Bu durum, şimdiye kadar gerçekleşmiş birçok durumla birlikte, ama onların çoğundan daha belirgin, daha çarpıcı bir biçimde, AKP iktidarının “huzur” anlayışını, ama ondan daha önemlisi, hak-hukuk ve adalet anlayışını ortaya koyuyor.
AKP ile toplumun geri kalanı arasındaki mücadelenin son kertede bir “hayat tarzı tercihi” mücadelesi olduğu çok kere söylendi. Doğru. Böyle olunca, tabii, aynı zamanda bir “ahlâk-etik” mücadelesi. Türkiye tarihinin bu evresinde gördüğümüz bütün siyasi olayların bir etik boyutu var. Cumartesi Anneleri’ne Cumartesi’ni yasak etmek de bu birçok örnekten bir tanesi.
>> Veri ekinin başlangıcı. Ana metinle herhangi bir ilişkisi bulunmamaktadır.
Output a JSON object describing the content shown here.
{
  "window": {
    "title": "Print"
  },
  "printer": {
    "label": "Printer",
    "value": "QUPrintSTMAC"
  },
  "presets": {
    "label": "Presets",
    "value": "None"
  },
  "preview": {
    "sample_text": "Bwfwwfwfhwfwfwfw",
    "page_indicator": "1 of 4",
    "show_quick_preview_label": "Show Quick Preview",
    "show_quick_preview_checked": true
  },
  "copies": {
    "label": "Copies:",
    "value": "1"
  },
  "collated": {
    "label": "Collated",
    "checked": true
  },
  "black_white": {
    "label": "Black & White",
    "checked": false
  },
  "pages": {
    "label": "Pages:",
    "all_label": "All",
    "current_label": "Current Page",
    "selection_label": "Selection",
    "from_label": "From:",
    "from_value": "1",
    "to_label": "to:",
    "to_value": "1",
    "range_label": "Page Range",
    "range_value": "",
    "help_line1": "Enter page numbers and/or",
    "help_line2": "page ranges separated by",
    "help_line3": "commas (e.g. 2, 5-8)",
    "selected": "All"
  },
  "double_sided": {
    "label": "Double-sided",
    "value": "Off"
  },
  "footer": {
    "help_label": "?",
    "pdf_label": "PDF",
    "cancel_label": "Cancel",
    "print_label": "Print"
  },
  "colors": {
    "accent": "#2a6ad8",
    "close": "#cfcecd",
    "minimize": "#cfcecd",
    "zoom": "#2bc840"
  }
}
Bunun bir nedeni AKP iktidarının sınır tanımamasıdır. Kaç sıkıyönetimden geçtik. Tutuklama furyaları gördük. İdamlar, daha neler... Ama tutuklanan insanların aileleriyle uğraşmak, yasada tanımlanmış bir “suç” bile olmadığı halde insanların geçim sağlamasını önlemek gibi doğrudan “vicdanî” düzeyde yaralayıcı olaylar görülmemişti. Siyasetin bu derece pervasızca ve göstere göstere adalete komut verdiği görülmemişti. Adaletin siyasî hiyerarşiyi mutlu etmek için böylesine karakuşî hükümler verdiği görülmemişti.
“Trol” diye anılan “edebiyat”ta, ama yalnız o değil, resmî medyada da, böylesine bilinçli yalan ve iftira görülmemişti.
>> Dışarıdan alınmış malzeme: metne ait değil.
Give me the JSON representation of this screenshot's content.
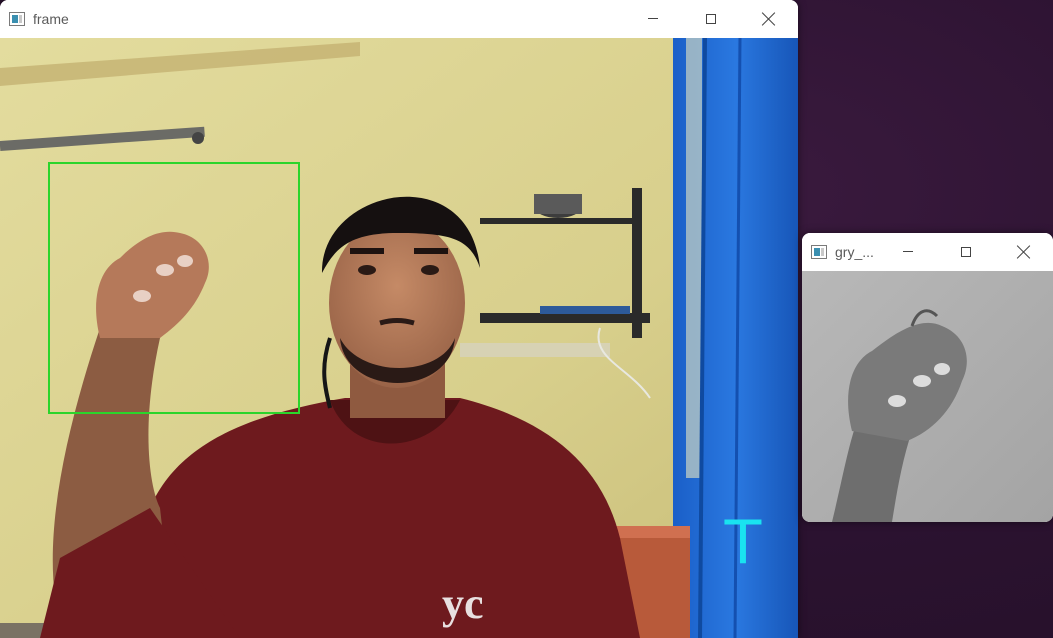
{
  "desktop": {
    "background_color": "#2b1230"
  },
  "windows": {
    "frame": {
      "title": "frame",
      "icon": "app-icon",
      "controls": [
        "minimize-icon",
        "maximize-icon",
        "close-icon"
      ],
      "overlay": {
        "detection_box_color": "#2bd52b",
        "predicted_letter": "T",
        "predicted_letter_color": "#19e3f0"
      }
    },
    "gry": {
      "title": "gry_...",
      "icon": "app-icon",
      "controls": [
        "minimize-icon",
        "maximize-icon",
        "close-icon"
      ]
    }
  }
}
İşte Cumartesi Anneleri. Ne deniyor? 700 hafta bu insanlar bu eylemi yapmışlar. 700 hafta yapılan bir şeyi bu yöntemlerle sona erdirmenin şerefi de AKP iktidarına nasip oldu.
Gene yazıldı çizildi: Erdoğan bir tarihte Cumartesi Anneleri ile görüşmüş, vaatlerde bulunmuş. Kendi partisinin milletvekillerine anlatmış, onlardan bazıları ağlamış v.b. Bu şu açıdan da anlamlı: “Reis” ne düşünmen gerektiğini sana söyler, yalnız düşünmek değil, nasıl duygulanacağını da “Reis” belirler. Cumartesi Anneleri’nin “iyi insanlar” olduğuna inanmanın siyasî getirisi olan bir zamanda “Reis” sana o Anneler’in acılarını anlattığında sen de ağlarsın. Derken koşullar değişir: Cumartesi Anneleri’nin “iyi insanlar” olduğunun siyasi getirisi konusunda “Reis” fikir değiştirir. O zaman, duygularını bu yolda “terbiye” etmiş olan partili ya da taraftar da “paçoz”dan başlayan bir kelime haznesine geçer. Bu, “ahlâk”tır.
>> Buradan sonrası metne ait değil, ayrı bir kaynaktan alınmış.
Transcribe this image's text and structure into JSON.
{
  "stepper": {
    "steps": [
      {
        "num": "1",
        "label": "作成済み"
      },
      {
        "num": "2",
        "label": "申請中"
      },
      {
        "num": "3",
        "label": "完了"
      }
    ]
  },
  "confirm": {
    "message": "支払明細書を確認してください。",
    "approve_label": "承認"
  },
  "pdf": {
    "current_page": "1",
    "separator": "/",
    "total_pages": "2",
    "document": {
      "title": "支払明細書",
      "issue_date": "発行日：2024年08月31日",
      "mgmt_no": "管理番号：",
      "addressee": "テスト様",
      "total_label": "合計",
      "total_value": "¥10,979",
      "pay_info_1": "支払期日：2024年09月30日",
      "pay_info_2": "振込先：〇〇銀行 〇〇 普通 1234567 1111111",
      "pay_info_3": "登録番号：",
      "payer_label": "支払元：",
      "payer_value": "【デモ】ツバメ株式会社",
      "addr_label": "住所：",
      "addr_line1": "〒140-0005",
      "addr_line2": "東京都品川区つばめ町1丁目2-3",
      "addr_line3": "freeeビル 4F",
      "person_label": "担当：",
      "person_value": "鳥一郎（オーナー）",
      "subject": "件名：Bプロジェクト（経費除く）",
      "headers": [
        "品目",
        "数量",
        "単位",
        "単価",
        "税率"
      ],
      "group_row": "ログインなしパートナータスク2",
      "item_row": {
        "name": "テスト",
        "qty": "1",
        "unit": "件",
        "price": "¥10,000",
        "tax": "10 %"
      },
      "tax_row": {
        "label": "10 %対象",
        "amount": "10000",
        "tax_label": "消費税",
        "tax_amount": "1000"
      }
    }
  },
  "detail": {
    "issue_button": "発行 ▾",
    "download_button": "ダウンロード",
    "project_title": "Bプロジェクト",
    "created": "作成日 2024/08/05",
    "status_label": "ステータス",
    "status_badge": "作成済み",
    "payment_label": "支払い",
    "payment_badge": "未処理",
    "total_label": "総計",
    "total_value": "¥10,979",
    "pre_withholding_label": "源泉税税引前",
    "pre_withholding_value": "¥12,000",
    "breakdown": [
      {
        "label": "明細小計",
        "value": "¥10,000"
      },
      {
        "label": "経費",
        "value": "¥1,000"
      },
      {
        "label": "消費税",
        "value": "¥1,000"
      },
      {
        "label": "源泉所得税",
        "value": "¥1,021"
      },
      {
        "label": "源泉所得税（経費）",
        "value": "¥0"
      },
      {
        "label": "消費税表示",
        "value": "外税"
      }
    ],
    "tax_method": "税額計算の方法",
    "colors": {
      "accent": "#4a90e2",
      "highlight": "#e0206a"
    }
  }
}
Yalnız bizde değil, bütün dünyada da, dinle ahlâk arasında sıkı bir ilişki olduğu kabul edilir. AKP olsun, “Reis”i olsun, “dindarlık” sözkonusu olduğunda iddialılar.
Evet, siyasî mücadele bu dönemde alışık olmadığımız ölçüde geniş bir alana yayılmış durumda. “Hayat tarzı”, evet ve dolayısıyla “ahlâk”, “etik” gibi değerler de sözkonusu.